Amy Franz

I grew up coding. By the time I was a teenager, I had racked up hundreds if not thousands of hours in front of the computer, and soon found myself towards the top of my IT class.

But my path wasn’t straightforward. Stereotypes around engineering—that engineers are invariably introverted, antisocial, and male—put me off.

But spending time in my father’s office and observing him and his team showed me that working in software development was not isolating but collaborative and social. I began to teach myself JavaScript, topping up my skills at two bootcamps to kick-start my new career.

However, I then faced another obstacle. Though there were many employers happy to hire junior developers, they all asked for candidates with experience. It seemed like a catch-22: I needed to experience to get a job, but I needed a job to get experience.

Thankfully, my current employer, DirectlyApply, was less interested in my work experience and more interested in my approach to problem solving.
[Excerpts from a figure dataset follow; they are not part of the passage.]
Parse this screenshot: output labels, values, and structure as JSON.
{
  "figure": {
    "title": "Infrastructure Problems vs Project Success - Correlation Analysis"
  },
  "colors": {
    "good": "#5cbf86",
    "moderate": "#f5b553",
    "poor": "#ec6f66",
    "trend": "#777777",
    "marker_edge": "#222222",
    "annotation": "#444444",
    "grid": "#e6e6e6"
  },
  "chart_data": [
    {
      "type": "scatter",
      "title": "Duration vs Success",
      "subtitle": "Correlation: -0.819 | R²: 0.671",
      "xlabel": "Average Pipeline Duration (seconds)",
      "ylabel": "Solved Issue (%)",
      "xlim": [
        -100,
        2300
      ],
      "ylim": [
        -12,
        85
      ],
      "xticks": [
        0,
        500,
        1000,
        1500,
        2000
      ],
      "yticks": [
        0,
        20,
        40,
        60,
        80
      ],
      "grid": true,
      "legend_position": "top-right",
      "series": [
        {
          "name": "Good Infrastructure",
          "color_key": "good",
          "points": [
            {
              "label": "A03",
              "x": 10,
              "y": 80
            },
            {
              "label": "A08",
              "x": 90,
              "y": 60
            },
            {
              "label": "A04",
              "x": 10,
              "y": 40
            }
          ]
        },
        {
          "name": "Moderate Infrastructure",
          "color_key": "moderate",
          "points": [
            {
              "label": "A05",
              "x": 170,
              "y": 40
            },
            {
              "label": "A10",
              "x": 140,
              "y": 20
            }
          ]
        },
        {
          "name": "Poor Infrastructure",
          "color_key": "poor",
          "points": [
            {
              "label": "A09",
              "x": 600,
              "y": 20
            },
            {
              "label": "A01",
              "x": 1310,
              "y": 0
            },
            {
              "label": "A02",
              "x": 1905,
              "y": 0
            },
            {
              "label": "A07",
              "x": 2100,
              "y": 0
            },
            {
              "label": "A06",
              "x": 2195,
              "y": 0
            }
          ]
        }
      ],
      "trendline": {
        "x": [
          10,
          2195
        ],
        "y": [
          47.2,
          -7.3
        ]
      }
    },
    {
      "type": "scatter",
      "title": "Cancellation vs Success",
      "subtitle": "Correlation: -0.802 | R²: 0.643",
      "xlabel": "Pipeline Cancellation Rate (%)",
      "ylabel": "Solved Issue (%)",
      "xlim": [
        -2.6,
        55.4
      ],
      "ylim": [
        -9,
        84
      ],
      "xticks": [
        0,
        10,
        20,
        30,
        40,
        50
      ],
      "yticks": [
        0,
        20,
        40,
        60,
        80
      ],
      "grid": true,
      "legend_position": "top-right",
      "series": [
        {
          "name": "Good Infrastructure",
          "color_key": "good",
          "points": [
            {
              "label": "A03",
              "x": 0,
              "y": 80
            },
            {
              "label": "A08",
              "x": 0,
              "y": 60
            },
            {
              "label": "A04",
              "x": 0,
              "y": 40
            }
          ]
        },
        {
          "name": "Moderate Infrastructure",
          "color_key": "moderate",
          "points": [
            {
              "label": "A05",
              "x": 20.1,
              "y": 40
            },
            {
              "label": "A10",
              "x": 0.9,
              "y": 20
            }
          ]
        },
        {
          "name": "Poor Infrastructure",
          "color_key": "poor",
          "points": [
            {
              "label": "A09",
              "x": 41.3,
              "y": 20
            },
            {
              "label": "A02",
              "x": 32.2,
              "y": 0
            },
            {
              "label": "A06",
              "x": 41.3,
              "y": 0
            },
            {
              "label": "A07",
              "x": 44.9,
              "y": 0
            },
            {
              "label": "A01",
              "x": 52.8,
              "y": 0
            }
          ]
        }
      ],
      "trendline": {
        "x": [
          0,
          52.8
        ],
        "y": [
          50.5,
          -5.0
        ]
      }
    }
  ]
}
I did well in the coding test and they were also impressed by the hundreds of side projects I had posted to my GitHub.

Recognising that getting started in the industry was harder than many claimed, and that gender stereotypes remained a big obstacle to overcome, I began volunteering at Code First: Girls, teaching evening classes to women who were thinking of getting started in the industry.

Speaking with my students, it quickly became clear that there was and is a problem of self-belief amongst female developers which has deep roots. Many of my students believed they were not ‘smart enough to code’ and a larger number only felt they could apply for jobs if they felt 100% qualified for the role.

I feel that these barriers to entry are a problem for anyone who values digital skills and they often affect women disproportionately. The desire to change the culture drives me everyday. And while playing a central part in the growth of DirectlyApply, I am also doing a Bachelor’s Degree in Business & Entrepreneurship, alongside mentoring at Code First Girls.